The recent elections in Greece is a case in point. The Greek people elected a left-leaning, anti-austerity party which is planning to remove the tough austerity measures which the previous government had imposed under the directives of the European Central Bank and the International Monetary Fund. This is good for Greece but bad for the European Union. The Euro was already under pressure and it worsened after the results of the Greek elections were announced.
Singapore is a small open economy and so major changes in the top economies of the world impact it ever so often. With the huge drop in oil prices, the U.S. dollar has climbed up significantly and like every other currency, the SGD has depreciated significantly. Inflation is still present in the economy, but it is almost impossible to raise the interest rates because the U.S. wouldn’t.
So, interest rates would continue to be almost negative in Singapore, adjusted for inflation. A banking acquaintance asked me yesterday about my view on interest rates, and I was very clear: the U.S. Federal Reserve is unlikely to raise the interest rates even though the unemployment rate is falling in the U.S. as it does not see a wage growth.
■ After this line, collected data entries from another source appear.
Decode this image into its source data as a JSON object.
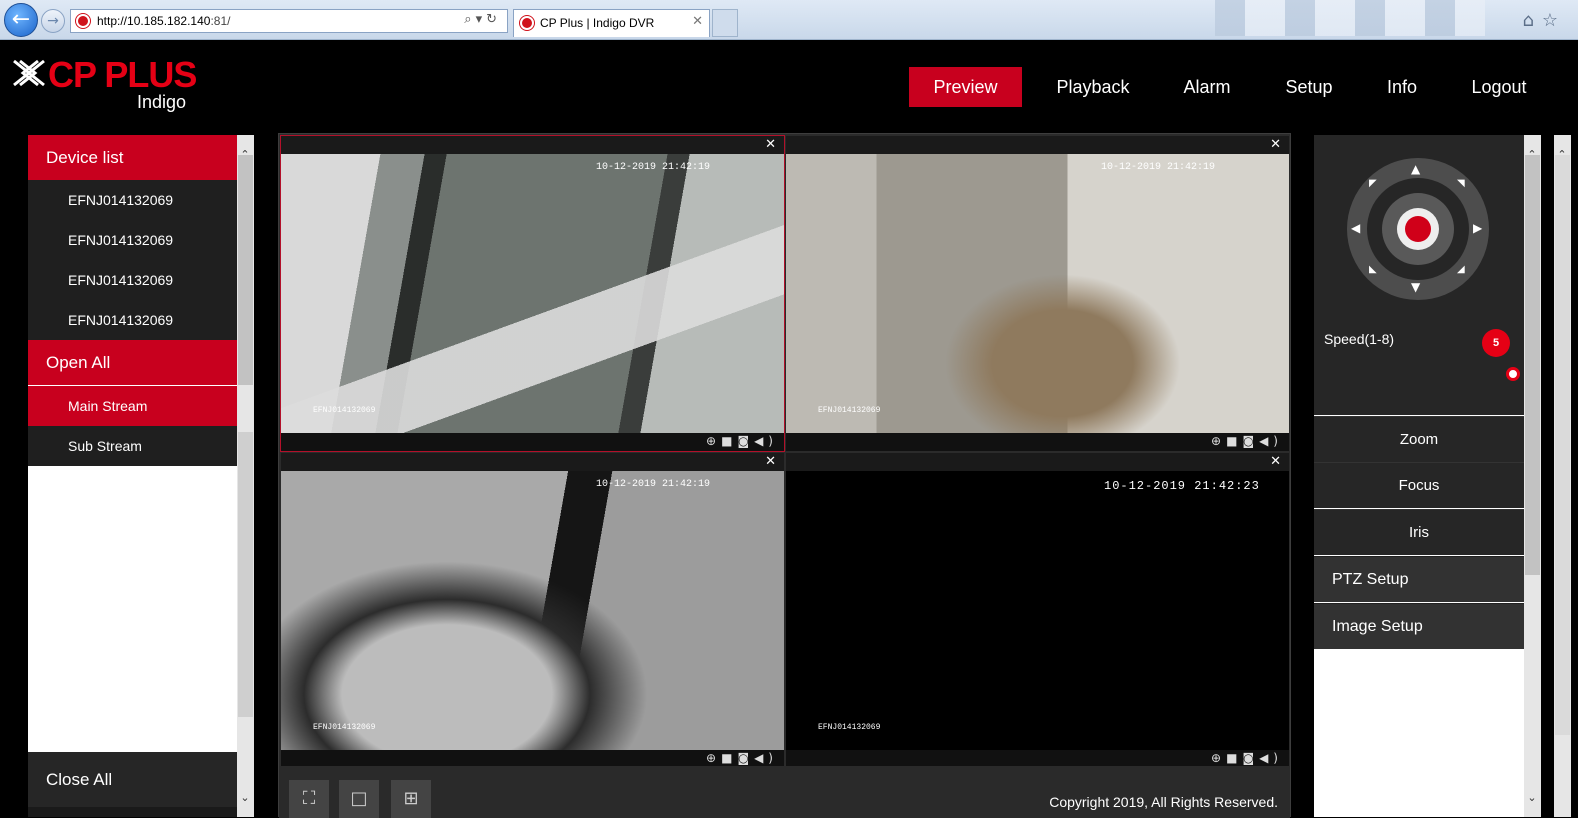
{
  "browser": {
    "url_host": "http://10.185.182.140",
    "url_port": ":81/",
    "tab_title": "CP Plus | Indigo DVR",
    "tab_close": "✕",
    "back_icon": "←",
    "forward_icon": "→",
    "addr_tools": "⌕▾↻",
    "chrome_icons": "⌂☆"
  },
  "brand": {
    "name": "CP PLUS",
    "subname": "Indigo",
    "accent": "#c8001e"
  },
  "menu": [
    {
      "label": "Preview",
      "active": true
    },
    {
      "label": "Playback"
    },
    {
      "label": "Alarm"
    },
    {
      "label": "Setup"
    },
    {
      "label": "Info"
    },
    {
      "label": "Logout"
    }
  ],
  "left": {
    "device_list": "Device list",
    "devices": [
      "EFNJ014132069",
      "EFNJ014132069",
      "EFNJ014132069",
      "EFNJ014132069"
    ],
    "open_all": "Open All",
    "streams": [
      "Main Stream",
      "Sub Stream"
    ],
    "close_all": "Close All"
  },
  "cells": [
    {
      "stamp": "10-12-2019 21:42:19",
      "label": "EFNJ014132069"
    },
    {
      "stamp": "10-12-2019 21:42:19",
      "label": "EFNJ014132069"
    },
    {
      "stamp": "10-12-2019 21:42:19",
      "label": "EFNJ014132069"
    },
    {
      "stamp": "10-12-2019 21:42:23",
      "label": "EFNJ014132069"
    }
  ],
  "cell_icons": {
    "close": "✕",
    "controls": "⊕■◙◀)"
  },
  "bottom": {
    "fullscreen": "⛶",
    "single": "□",
    "quad": "⊞",
    "copyright": "Copyright 2019, All Rights Reserved."
  },
  "ptz": {
    "speed_label": "Speed(1-8)",
    "speed_value": "5",
    "zoom": "Zoom",
    "focus": "Focus",
    "iris": "Iris",
    "ptz_setup": "PTZ Setup",
    "image_setup": "Image Setup",
    "arrows": {
      "up": "▲",
      "down": "▼",
      "left": "◀",
      "right": "▶",
      "ul": "◤",
      "ur": "◥",
      "dl": "◣",
      "dr": "◢"
    }
  },
  "scroll": {
    "up": "⌃",
    "down": "⌄"
  }
}
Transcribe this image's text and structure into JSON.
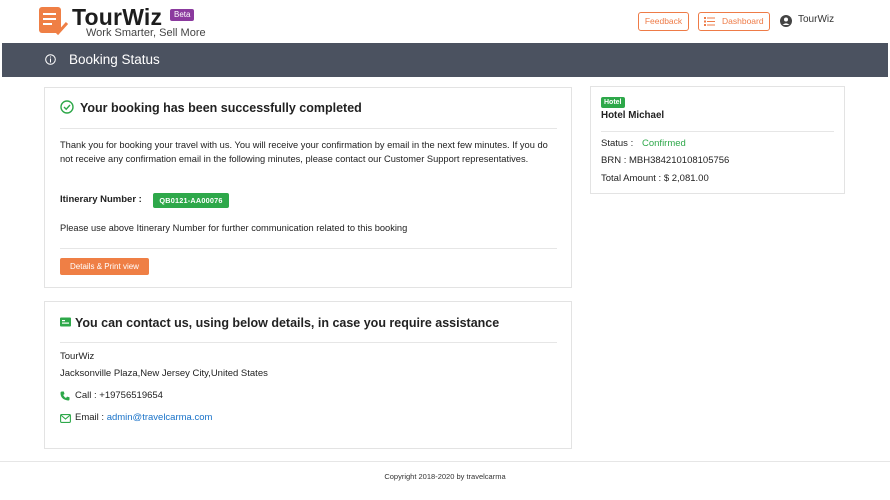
{
  "header": {
    "brand": "TourWiz",
    "beta": "Beta",
    "tagline": "Work Smarter, Sell More",
    "feedback_label": "Feedback",
    "dashboard_label": "Dashboard",
    "user_name": "TourWiz"
  },
  "titlebar": {
    "title": "Booking Status"
  },
  "success": {
    "title": "Your booking has been successfully completed",
    "message": "Thank you for booking your travel with us. You will receive your confirmation by email in the next few minutes. If you do not receive any confirmation email in the following minutes, please contact our Customer Support representatives.",
    "itinerary_label": "Itinerary Number :",
    "itinerary_number": "QB0121-AA00076",
    "itinerary_note": "Please use above Itinerary Number for further communication related to this booking",
    "print_button": "Details & Print view"
  },
  "contact": {
    "title": "You can contact us, using below details, in case you require assistance",
    "company": "TourWiz",
    "address": "Jacksonville Plaza,New Jersey City,United States",
    "phone_label": "Call : +19756519654",
    "email_label": "Email : ",
    "email": "admin@travelcarma.com"
  },
  "hotel": {
    "badge": "Hotel",
    "name": "Hotel Michael",
    "status_label": "Status :",
    "status_value": "Confirmed",
    "brn": "BRN : MBH384210108105756",
    "total": "Total Amount : $ 2,081.00"
  },
  "footer": {
    "copyright": "Copyright 2018-2020 by travelcarma"
  },
  "colors": {
    "accent": "#ef7f45",
    "success": "#2ea84a",
    "titlebar": "#4b5260",
    "link": "#1a73c9",
    "beta": "#8b3a9e"
  }
}
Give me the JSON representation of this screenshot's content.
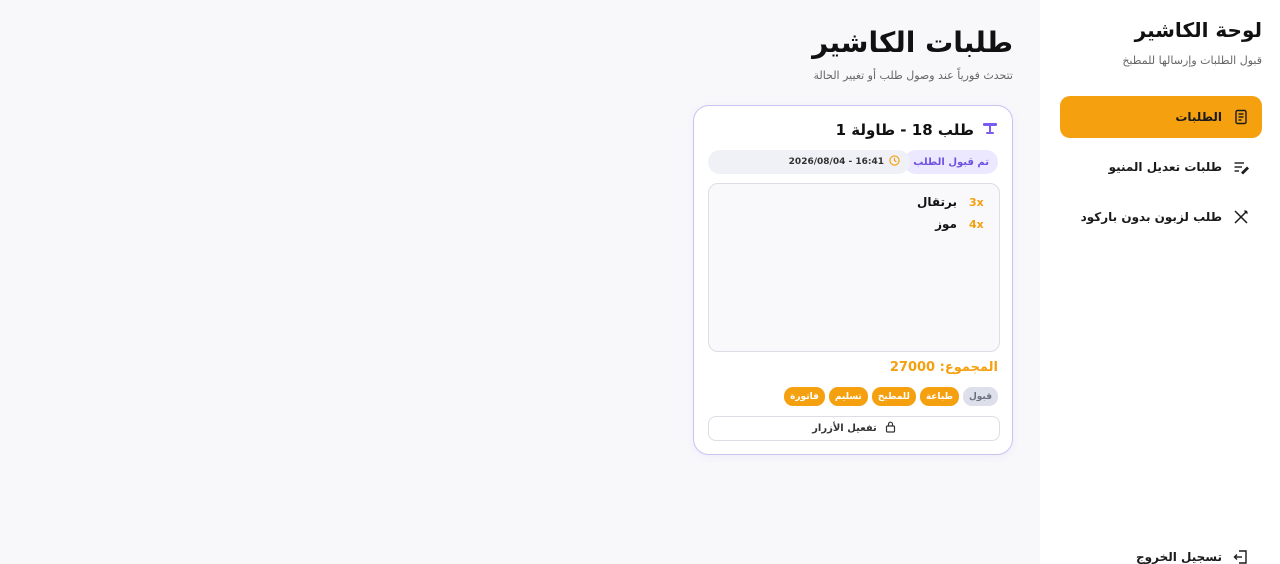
{
  "sidebar": {
    "title": "لوحة الكاشير",
    "subtitle": "قبول الطلبات وإرسالها للمطبخ",
    "items": [
      {
        "label": "الطلبات",
        "icon": "receipt-icon",
        "active": true
      },
      {
        "label": "طلبات تعديل المنيو",
        "icon": "edit-list-icon",
        "active": false
      },
      {
        "label": "طلب لزبون بدون باركود",
        "icon": "utensils-icon",
        "active": false
      }
    ],
    "logout_label": "تسجيل الخروج"
  },
  "main": {
    "title": "طلبات الكاشير",
    "subtitle": "تتحدث فورياً عند وصول طلب أو تغيير الحالة"
  },
  "order": {
    "title": "طلب 18 - طاولة 1",
    "icon": "table-icon",
    "status": "تم قبول الطلب",
    "datetime": "2026/08/04 - 16:41",
    "items": [
      {
        "qty": "3x",
        "name": "برتقال"
      },
      {
        "qty": "4x",
        "name": "موز"
      }
    ],
    "total": "المجموع: 27000",
    "actions": [
      {
        "label": "قبول",
        "enabled": false
      },
      {
        "label": "طباعة",
        "enabled": true
      },
      {
        "label": "للمطبخ",
        "enabled": true
      },
      {
        "label": "تسليم",
        "enabled": true
      },
      {
        "label": "فاتورة",
        "enabled": true
      }
    ],
    "enable_buttons_label": "تفعيل الأزرار"
  },
  "colors": {
    "accent": "#f5a00f",
    "status_purple": "#6f52e0",
    "card_border": "#c9c3f0"
  }
}
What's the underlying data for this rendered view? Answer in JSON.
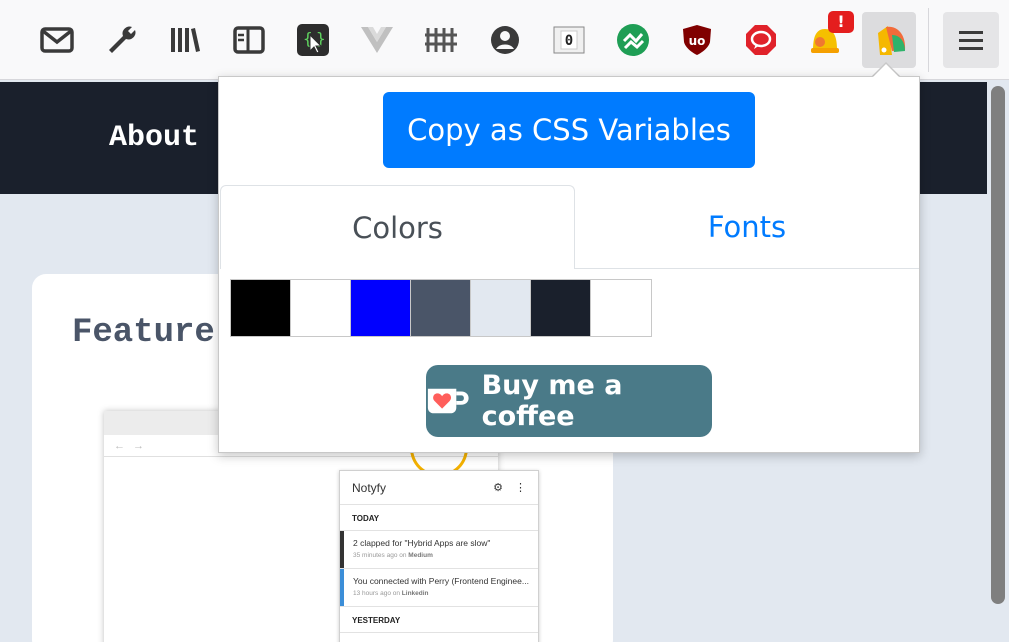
{
  "toolbar": {
    "icons": [
      {
        "name": "mail-icon"
      },
      {
        "name": "wrench-icon"
      },
      {
        "name": "library-icon"
      },
      {
        "name": "sidebar-icon"
      },
      {
        "name": "selector-icon"
      },
      {
        "name": "vue-devtools-icon"
      },
      {
        "name": "grid-icon"
      },
      {
        "name": "account-icon"
      },
      {
        "name": "counter-icon",
        "label": "0"
      },
      {
        "name": "extension-green-icon"
      },
      {
        "name": "ublock-icon",
        "label": "uo"
      },
      {
        "name": "stop-chat-icon"
      },
      {
        "name": "notification-bell-icon",
        "badge": "!"
      },
      {
        "name": "palette-extension-icon"
      }
    ]
  },
  "page": {
    "nav_about": "About",
    "card_title": "Feature",
    "mock": {
      "back": "←",
      "forward": "→",
      "app_title": "Notyfy",
      "settings_glyph": "⚙",
      "more_glyph": "⋮",
      "section_today": "TODAY",
      "items": [
        {
          "text": "2 clapped for \"Hybrid Apps are slow\"",
          "time": "35 minutes ago on",
          "source": "Medium"
        },
        {
          "text": "You connected with Perry (Frontend Enginee...",
          "time": "13 hours ago on",
          "source": "Linkedin"
        }
      ],
      "section_yesterday": "YESTERDAY"
    }
  },
  "popup": {
    "copy_button": "Copy as CSS Variables",
    "tabs": {
      "colors": "Colors",
      "fonts": "Fonts"
    },
    "active_tab": "Colors",
    "swatches": [
      "#000000",
      "#ffffff",
      "#0000ff",
      "#4a5568",
      "#e2e8f0",
      "#1a202c",
      "#ffffff"
    ],
    "coffee_button": "Buy me a coffee"
  },
  "colors": {
    "accent": "#007bff",
    "coffee": "#4a7a88",
    "header_dark": "#1a202c",
    "page_bg": "#e2e8f0"
  }
}
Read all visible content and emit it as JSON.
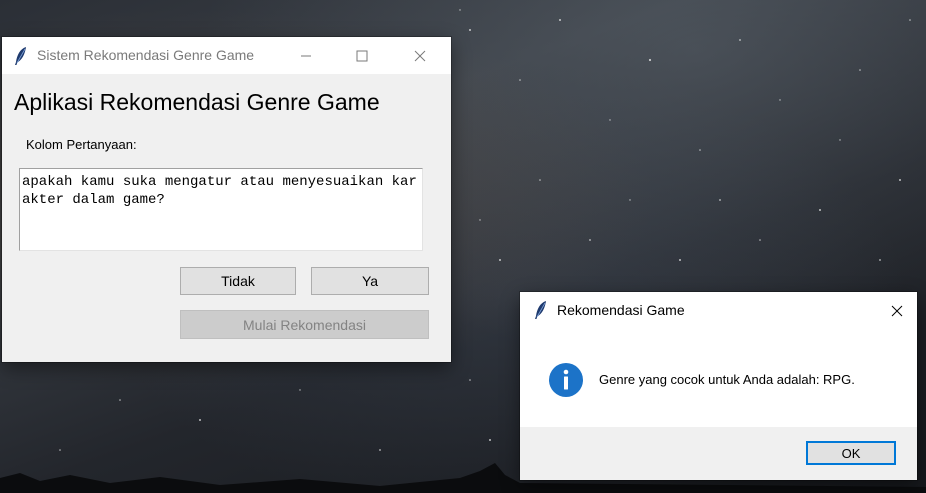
{
  "main_window": {
    "title": "Sistem Rekomendasi Genre Game",
    "heading": "Aplikasi Rekomendasi Genre Game",
    "question_label": "Kolom Pertanyaan:",
    "question_text": "apakah kamu suka mengatur atau menyesuaikan karakter dalam game?",
    "no_button": "Tidak",
    "yes_button": "Ya",
    "start_button": "Mulai Rekomendasi"
  },
  "message_box": {
    "title": "Rekomendasi Game",
    "message": "Genre yang cocok untuk Anda adalah: RPG.",
    "ok_button": "OK"
  },
  "colors": {
    "window_bg": "#f0f0f0",
    "button_bg": "#e1e1e1",
    "disabled_text": "#838383",
    "accent": "#0078d7",
    "info_icon": "#1c73c8"
  },
  "icons": [
    "feather-icon",
    "minimize-icon",
    "maximize-icon",
    "close-icon",
    "info-icon"
  ]
}
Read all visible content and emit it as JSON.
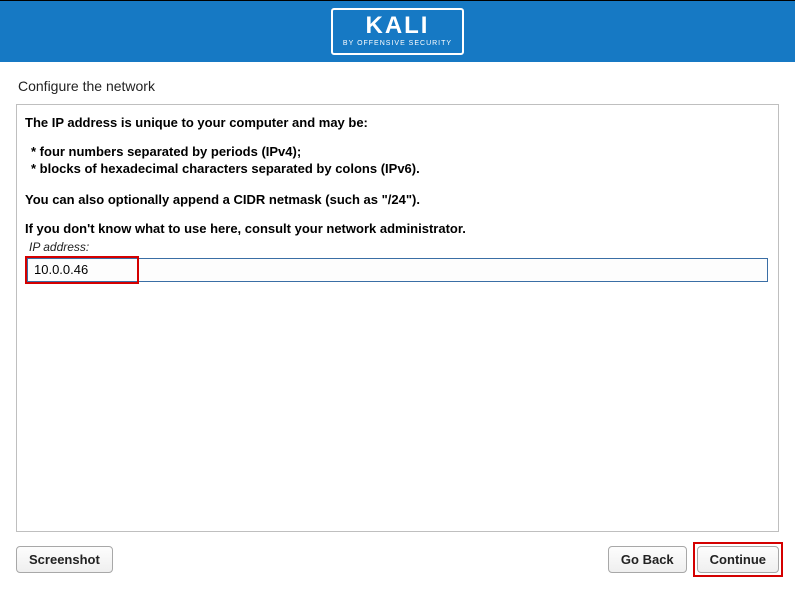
{
  "header": {
    "logo_text": "KALI",
    "logo_sub": "BY OFFENSIVE SECURITY"
  },
  "page": {
    "title": "Configure the network"
  },
  "content": {
    "intro": "The IP address is unique to your computer and may be:",
    "bullet1": "* four numbers separated by periods (IPv4);",
    "bullet2": "* blocks of hexadecimal characters separated by colons (IPv6).",
    "cidr": "You can also optionally append a CIDR netmask (such as \"/24\").",
    "consult": "If you don't know what to use here, consult your network administrator.",
    "field_label": "IP address:",
    "ip_value": "10.0.0.46"
  },
  "footer": {
    "screenshot": "Screenshot",
    "go_back": "Go Back",
    "continue": "Continue"
  }
}
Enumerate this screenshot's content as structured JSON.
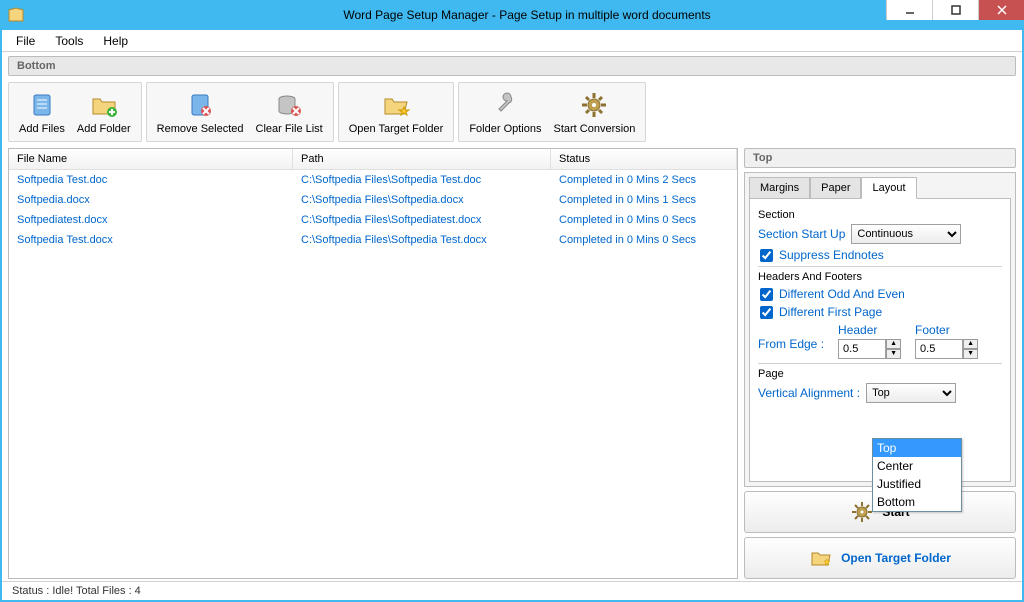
{
  "window": {
    "title": "Word Page Setup Manager - Page Setup in multiple word documents"
  },
  "menubar": {
    "items": [
      "File",
      "Tools",
      "Help"
    ]
  },
  "label_bottom": "Bottom",
  "toolbar": {
    "add_files": "Add Files",
    "add_folder": "Add Folder",
    "remove_selected": "Remove Selected",
    "clear_list": "Clear File List",
    "open_target": "Open Target Folder",
    "folder_options": "Folder Options",
    "start_conv": "Start Conversion"
  },
  "file_list": {
    "headers": {
      "name": "File Name",
      "path": "Path",
      "status": "Status"
    },
    "rows": [
      {
        "name": "Softpedia Test.doc",
        "path": "C:\\Softpedia Files\\Softpedia Test.doc",
        "status": "Completed in 0 Mins 2 Secs"
      },
      {
        "name": "Softpedia.docx",
        "path": "C:\\Softpedia Files\\Softpedia.docx",
        "status": "Completed in 0 Mins 1 Secs"
      },
      {
        "name": "Softpediatest.docx",
        "path": "C:\\Softpedia Files\\Softpediatest.docx",
        "status": "Completed in 0 Mins 0 Secs"
      },
      {
        "name": "Softpedia Test.docx",
        "path": "C:\\Softpedia Files\\Softpedia Test.docx",
        "status": "Completed in 0 Mins 0 Secs"
      }
    ]
  },
  "right": {
    "top_label": "Top",
    "tabs": {
      "margins": "Margins",
      "paper": "Paper",
      "layout": "Layout"
    },
    "section_label": "Section",
    "section_start": "Section Start Up",
    "section_start_value": "Continuous",
    "suppress_endnotes": "Suppress Endnotes",
    "hf_label": "Headers And Footers",
    "diff_odd_even": "Different Odd And Even",
    "diff_first": "Different First Page",
    "from_edge": "From Edge :",
    "header": "Header",
    "footer": "Footer",
    "header_val": "0.5",
    "footer_val": "0.5",
    "page_label": "Page",
    "valign": "Vertical Alignment :",
    "valign_value": "Top",
    "valign_options": [
      "Top",
      "Center",
      "Justified",
      "Bottom"
    ]
  },
  "big_buttons": {
    "start": "Start",
    "open_target": "Open Target Folder"
  },
  "statusbar": "Status  :  Idle!  Total Files : 4"
}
President Obama is trying to push the minimum wage rate in the U.S. but the Congress would not allow it. So, wages are not under pressure, so why would the Fed raise interest rates ? The banking friend was surprised with my argument, but I find it logical. Given that there will be no increase in the U.S. interest rates, it will not be possible for highly linked economies such as Hong Kong and Singapore to manipulate interest rates.
This means that real estate prices are unlikely to fall much further in Singapore this year. Likely rate increases would be towards end of 2015, and by that time the real estate market would have softened any way and people will be ready for an increased interest rate regime.
We can go on discussing along these lines like what economists do, but I think it would be critical for the average Joe amongst us to decipher the economic lingo and make sense of the current economic view of our learned economists. It is not difficult to do that though, as long as you keep yourself informed on the state of the world economy, which I do almost diligently.